There are eight clans on the Crescent; a long, curved stretch of land, bordered on one side by sea and the other by a desert so large that no one has ever crossed it and returned. Mordyn is the biggest of the eight, Wister the smallest. Alyris is right in the middle, size-wise, and they wouldn’t be nearly as powerful as they are without the Bloodstone. As it is, Alyris has few friends and many enemies, and every other clan is constantly making grabs for their strength. It’s why they only have their village and a bit of the surrounding forest; all of their forces are poured into defense. They don’t have nearly enough time to expand their clan.

Selmas rearranges the tools, pokes at the coals in the fire, sweeps the floor. He doesn’t even know why they have a store. Besides the few foreign customers they get if anyone is passing nearby, they only make weapons for the Warriors, and mend cookware, sometimes.
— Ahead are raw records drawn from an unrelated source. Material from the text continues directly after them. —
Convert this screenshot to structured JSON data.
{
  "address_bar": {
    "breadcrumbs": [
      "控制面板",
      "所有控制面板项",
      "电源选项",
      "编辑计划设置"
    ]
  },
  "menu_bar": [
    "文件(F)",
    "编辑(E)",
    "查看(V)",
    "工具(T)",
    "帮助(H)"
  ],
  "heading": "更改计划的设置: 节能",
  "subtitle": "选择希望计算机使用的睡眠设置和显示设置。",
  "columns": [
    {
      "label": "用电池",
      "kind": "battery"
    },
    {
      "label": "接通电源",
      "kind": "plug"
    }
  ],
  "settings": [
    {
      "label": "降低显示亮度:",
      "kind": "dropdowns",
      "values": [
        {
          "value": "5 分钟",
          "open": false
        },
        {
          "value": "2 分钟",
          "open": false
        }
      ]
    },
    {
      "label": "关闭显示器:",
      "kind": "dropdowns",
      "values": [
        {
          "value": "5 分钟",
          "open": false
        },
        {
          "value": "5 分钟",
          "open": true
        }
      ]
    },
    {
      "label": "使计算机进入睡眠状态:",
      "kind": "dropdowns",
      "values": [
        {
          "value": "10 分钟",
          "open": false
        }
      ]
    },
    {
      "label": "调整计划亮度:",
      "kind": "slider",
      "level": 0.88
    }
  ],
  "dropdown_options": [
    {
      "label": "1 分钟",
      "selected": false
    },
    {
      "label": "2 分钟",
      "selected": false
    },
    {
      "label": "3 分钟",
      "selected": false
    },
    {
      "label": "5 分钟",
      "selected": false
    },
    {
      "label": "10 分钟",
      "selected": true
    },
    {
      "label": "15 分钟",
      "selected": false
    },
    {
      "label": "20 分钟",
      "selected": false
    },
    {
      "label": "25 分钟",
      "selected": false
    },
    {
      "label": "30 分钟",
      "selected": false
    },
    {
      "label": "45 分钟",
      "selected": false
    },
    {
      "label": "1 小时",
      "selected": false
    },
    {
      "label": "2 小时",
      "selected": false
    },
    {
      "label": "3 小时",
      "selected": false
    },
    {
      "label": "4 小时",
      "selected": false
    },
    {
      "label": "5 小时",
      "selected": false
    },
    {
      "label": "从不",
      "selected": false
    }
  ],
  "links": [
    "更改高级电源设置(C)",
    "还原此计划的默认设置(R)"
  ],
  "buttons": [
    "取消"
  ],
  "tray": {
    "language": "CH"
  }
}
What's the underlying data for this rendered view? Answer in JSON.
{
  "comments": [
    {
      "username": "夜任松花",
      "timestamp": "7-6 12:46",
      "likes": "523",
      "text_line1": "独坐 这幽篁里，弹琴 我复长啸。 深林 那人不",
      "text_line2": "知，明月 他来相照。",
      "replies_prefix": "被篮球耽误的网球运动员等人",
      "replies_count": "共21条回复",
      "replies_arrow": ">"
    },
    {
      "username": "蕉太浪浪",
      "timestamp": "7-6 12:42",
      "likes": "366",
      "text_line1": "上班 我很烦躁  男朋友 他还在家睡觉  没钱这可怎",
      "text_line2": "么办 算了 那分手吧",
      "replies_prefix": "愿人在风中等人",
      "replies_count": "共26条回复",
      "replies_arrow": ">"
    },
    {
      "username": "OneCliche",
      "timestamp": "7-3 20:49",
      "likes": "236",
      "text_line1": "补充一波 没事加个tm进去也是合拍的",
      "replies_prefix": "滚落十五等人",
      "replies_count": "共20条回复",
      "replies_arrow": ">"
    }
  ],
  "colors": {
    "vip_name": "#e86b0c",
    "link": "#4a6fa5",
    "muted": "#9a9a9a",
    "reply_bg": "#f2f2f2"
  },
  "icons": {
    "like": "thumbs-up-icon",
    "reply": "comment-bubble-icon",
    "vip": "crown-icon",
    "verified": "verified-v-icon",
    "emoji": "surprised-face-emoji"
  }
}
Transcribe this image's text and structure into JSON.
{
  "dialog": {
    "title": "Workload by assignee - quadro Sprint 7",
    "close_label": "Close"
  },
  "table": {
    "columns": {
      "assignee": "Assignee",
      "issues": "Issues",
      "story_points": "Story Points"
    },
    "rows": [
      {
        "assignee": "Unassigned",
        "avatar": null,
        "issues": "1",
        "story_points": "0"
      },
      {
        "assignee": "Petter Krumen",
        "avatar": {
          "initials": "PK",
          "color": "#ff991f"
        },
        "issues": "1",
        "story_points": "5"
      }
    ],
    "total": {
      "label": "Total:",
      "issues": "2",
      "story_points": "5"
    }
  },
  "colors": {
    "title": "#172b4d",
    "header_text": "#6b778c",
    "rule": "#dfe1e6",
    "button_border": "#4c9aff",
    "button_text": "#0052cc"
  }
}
He takes out his notebook, laying it out on the counter to study what he had discovered while watching from the bush. He had drawn a few diagrams, but they’re messy, just formations he has already seen and committed to memory. A note further down the page is what catches his eye.

‘Bizantin seem distracted; fighting is not as direct as the last attack was. Bloodshed is weak, chaos is high.”

Selmas frowns at the note. He remembers writing it down, but had gotten caught before he could really think about it. Now that he recalls, it does appear that the battle was a lot more chaotic than usual, the Bizantin splitting their ranks almost immediately, rather than making a coherent attack.

He sighs, placing his chin in his palm, flicking at the edge of a notebook page with his finger. With the unexpected attack and Yun’s problem, it’s been a very strange day.

Almost as if the Gods themselves heard this thought, Selmas makes out voices, coming from the front of the forge.

“Is anyone there? You’d better come out!”